The Dismemberment of Byxbee Park

A former landfill, this landscape’s redemption story is coming to an end.

By Lydia Lee

Byxbee Park is coming apart. The city of Palo Alto is not even pretending to try to hold it together.

Byxbee Park is one of several San Francisco Bay area parks that began as landfills. Starting in the 1960s, garbage dumps along the waterfront were converted to public recreation areas. In Palo Alto, the city hired the landscape architects Hargreaves Associates and the artists Peter Richards and Michael Oppenheimer in 1990 to create a unique collaboration of art and landscape design (LAM, August 2006). The 10 site-specific installations spoke to the area’s evolution over many eons of human use. The 29-acre park opened in 1991; it won a national ASLA Honor Award in 1993.

Now, as the city prepares to open the remaining landfilled area for public use next year, it is destroying several of the original park’s features.

The iconic telephone poles, 72 of them arranged in lines, and a row of chevrons made from concrete highway barriers are still in place, but other significant components have been dismantled. The city has leveled most of the hillocks that represented the middens of the native Ohlone people of the region, and it is burying the oyster-shell paths, a reference to the shellfish harvesting of the past. They’ve scraped off an alluvial fan, filled in half of a series of weirs, and removed a hedgerow.

“It’s a terrible story,” says Mary Margaret Jones, a senior principal at Hargreaves. “It was a great project, and people loved it. But then as time went on, the staff changed, and the city stopped maintaining it. After many years of neglect, they decided they were going to simplify it. But the park is a whole work—you can’t pull an arm or leg off and say it’s still the same.”

The top of the hill at Byxbee Park, surrounded by construction fencing, is being reshaped, and many of the distinctive teardrop-shaped hillocks are being removed. Photo: Lydia Lee
The hilltop at Byxbee Park, behind fencing, is being reshaped. Many of the distinctive teardrop-shaped hillocks are being removed. Photo: Lydia Lee

According to Richards, he was contacted last spring by Elise DeMarzo, the current manager of the city’s public art program, to see if he had anything in his contract saying that the work could not be tampered with.

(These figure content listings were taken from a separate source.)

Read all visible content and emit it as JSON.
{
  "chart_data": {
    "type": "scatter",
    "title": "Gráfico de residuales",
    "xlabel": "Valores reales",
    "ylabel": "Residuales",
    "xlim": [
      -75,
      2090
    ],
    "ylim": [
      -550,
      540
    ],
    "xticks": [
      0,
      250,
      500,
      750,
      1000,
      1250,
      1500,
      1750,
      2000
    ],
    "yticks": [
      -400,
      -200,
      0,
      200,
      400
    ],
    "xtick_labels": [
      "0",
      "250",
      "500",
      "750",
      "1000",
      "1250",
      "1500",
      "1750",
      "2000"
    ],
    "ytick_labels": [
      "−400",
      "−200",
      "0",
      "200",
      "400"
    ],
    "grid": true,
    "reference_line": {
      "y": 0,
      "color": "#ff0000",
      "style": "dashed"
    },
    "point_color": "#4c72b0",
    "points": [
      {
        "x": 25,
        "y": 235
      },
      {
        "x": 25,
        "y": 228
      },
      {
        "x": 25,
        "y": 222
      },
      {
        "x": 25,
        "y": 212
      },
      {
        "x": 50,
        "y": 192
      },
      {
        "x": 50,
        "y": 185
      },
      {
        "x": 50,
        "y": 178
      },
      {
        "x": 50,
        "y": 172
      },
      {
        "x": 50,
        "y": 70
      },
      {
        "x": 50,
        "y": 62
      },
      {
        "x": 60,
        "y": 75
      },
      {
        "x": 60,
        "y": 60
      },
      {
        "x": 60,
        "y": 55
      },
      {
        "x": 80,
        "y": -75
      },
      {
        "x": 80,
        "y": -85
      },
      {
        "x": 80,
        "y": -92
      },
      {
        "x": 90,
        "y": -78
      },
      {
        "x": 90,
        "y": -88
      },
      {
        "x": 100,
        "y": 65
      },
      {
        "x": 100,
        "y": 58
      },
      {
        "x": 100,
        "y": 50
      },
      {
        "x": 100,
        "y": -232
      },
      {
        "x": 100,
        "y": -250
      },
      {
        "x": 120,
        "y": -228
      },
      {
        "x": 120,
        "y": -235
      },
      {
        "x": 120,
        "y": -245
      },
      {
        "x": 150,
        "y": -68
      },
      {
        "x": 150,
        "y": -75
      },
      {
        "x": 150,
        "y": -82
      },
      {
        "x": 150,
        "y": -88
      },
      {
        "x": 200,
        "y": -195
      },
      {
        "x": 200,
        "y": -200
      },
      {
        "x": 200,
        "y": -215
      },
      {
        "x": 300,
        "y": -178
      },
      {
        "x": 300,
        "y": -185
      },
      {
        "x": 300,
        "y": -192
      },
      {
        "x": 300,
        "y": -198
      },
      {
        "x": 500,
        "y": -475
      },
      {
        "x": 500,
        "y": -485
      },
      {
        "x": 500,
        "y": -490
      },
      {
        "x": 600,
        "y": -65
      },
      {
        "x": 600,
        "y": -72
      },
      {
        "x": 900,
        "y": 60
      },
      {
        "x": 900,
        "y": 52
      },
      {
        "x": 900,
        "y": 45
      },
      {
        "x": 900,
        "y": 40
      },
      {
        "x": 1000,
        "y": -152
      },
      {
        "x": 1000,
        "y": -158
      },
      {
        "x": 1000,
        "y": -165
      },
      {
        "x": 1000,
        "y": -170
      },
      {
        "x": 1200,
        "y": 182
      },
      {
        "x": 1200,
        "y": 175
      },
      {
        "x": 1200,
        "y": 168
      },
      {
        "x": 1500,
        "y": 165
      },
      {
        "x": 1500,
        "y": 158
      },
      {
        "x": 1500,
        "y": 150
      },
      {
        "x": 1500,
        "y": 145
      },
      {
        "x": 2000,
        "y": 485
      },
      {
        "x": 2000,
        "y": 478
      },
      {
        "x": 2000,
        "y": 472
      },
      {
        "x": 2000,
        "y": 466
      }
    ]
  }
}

Unfortunately, Richards says, there was not. “My contract didn’t even call me an artist,” he says. “I was referred to as a ‘consultant.’”

In October of last year, DeMarzo recommended that the arts commission approve the changes to the park’s “art elements” because they needed to raise the level of the site and allow it to drain properly. “Due to the uneven settlement at the site, Public Works needs to bring in soil to restore the elevations and grades back into compliance,” the report said. It went on to say that ground squirrels had compromised many of the elements, and that invasive plants had taken over some of the hillocks.

What’s left of the design, apparently, will stay. In an e-mail, DeMarzo confirmed that there are no plans to take down the remaining artwork at Byxbee. “The city plans to update the signage to talk about the original design and the changes that have taken place,” she says. That plan is not of much comfort to Jones.

“Ideally they would have had us come back to figure out a solution, but they just wanted expediency,” Jones says.